Wieso lerne ich das eigentlich?

Kennt ihr diesen Moment, wenn ihr im Unterricht sitzt und denkt Wieso lerne ich das eigentlich gerade?″. Diesen Moment hat man spätestens in der 7. Klasse und dann ungefähr jeden zweiten Tag für den Rest deiner schulischen Laufbahn. Vor allem in Mathematik, Physik und Deutsch wird diese Frage immer öfter gestellt. Und dies sorgt dafür, dass wir immer weniger Lust auf die Schule haben.

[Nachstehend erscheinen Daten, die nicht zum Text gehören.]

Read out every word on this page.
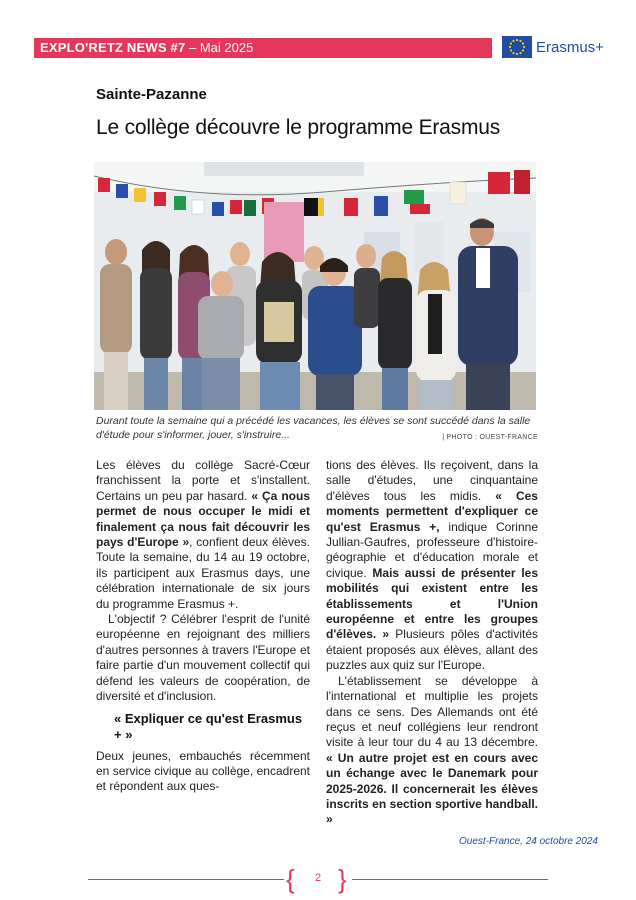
EXPLO'RETZ NEWS #7 – Mai 2025	Erasmus+
Sainte-Pazanne
Le collège découvre le programme Erasmus
Durant toute la semaine qui a précédé les vacances, les élèves se sont succédé dans la salle d'étude pour s'informer, jouer, s'instruire...	| PHOTO : OUEST-FRANCE

Les élèves du collège Sacré-Cœur franchissent la porte et s'installent. Certains un peu par hasard. « Ça nous permet de nous occuper le midi et finalement ça nous fait découvrir les pays d'Europe », confient deux élèves. Toute la semaine, du 14 au 19 octobre, ils participent aux Erasmus days, une célébration internationale de six jours du programme Erasmus +.

L'objectif ? Célébrer l'esprit de l'unité européenne en rejoignant des milliers d'autres personnes à travers l'Europe et faire partie d'un mouvement collectif qui défend les valeurs de coopération, de diversité et d'inclusion.

« Expliquer ce qu'est Erasmus + »

Deux jeunes, embauchés récemment en service civique au collège, encadrent et répondent aux ques-

tions des élèves. Ils reçoivent, dans la salle d'études, une cinquantaine d'élèves tous les midis. « Ces moments permettent d'expliquer ce qu'est Erasmus +, indique Corinne Jullian-Gaufres, professeure d'histoire-géographie et d'éducation morale et civique. Mais aussi de présenter les mobilités qui existent entre les établissements et l'Union européenne et entre les groupes d'élèves. » Plusieurs pôles d'activités étaient proposés aux élèves, allant des puzzles aux quiz sur l'Europe.

L'établissement se développe à l'international et multiplie les projets dans ce sens. Des Allemands ont été reçus et neuf collégiens leur rendront visite à leur tour du 4 au 13 décembre. « Un autre projet est en cours avec un échange avec le Danemark pour 2025-2026. Il concernerait les élèves inscrits en section sportive handball. »

Ouest-France, 24 octobre 2024
{	2 }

Diese Einstellung hatte ich auch bis vor Kurzem, bis mir meine Mutter erklärt hat, dass alles was wir in der Schule lernen wichtige Grundlagen sind, um später im Studium und im Leben weiterzukommen. Und ja ich weiß, dass einem, das jeder sagt, aber das war das erste Mal, das mir einer wirklich Beispiele genannt hat. Und leider muss ich zugeben, dass sie recht hatte. Sie hat mir sehr viele Fragen gestellt die auf meinem schulischen Wissen aufbauen und die sie andauernd im Alltag wieder braucht. Zwar muss sie nicht wissen, was ein Binomialkoeffizient ist, aber davon schon mal gehört zu haben ist gutweil falls man es dann doch mal braucht, weiß man wo man suchen muss. Deutsch, Religion, Kunst, Musik und Gemeinschaftskunde sind, dann die Fächer, die dir dabei Helfen sollen Sozial auf einem guten stand zu seinen und in ein Museum zu gehen können und nicht komplett ratlos vor einem Bild zu stehen. In Deutsch habe ich gelernt auch zwischen denn Zeilen zu Lesen und in Religion lernst du eine andere Aspekt der Geschichte. Alles Sachen die dir Helfen in Konversationen weiterzukommen und Diskussionen zu führen. Eine Freundin von mir und ich kommen durch den Unterricht auch immer wieder auf philosophische Gespräche. Zum Beispiel beschäftigen wir uns mit dem Glauben. Woran Glauben die Menschen und wieso? Was bedeutet Gott für uns? Kann der Glauben Meinungen und Handlungen bekräftigen? Und so weiter. Im Grunde Bauen wir auf den Unterricht auf das was Jeder in späteren Ausbildungen auch machen wird. Und je besser diese Grundlagen sind, desto einfacher wird es darauf Aufzubauen.

Aber wenn ich ganz ehrlich bin, ist es unsere eigene Einstellung, die uns in der Schule die Noten versauen. Wenn du dir klar machst, dass das was du lernst, wichtig ist und du dann auch noch in den meisten Fächern Spaß und Lust hast etwas zu Lernen, fällt es dir auch einfachere dir den Stoff zu merken (den Spaß Faktor kannst du zwar nur bedingt beeinflussen, aber ich garantiere dir, das Lernen auch Spaß machen kann, man muss nur die richtige Methode finden).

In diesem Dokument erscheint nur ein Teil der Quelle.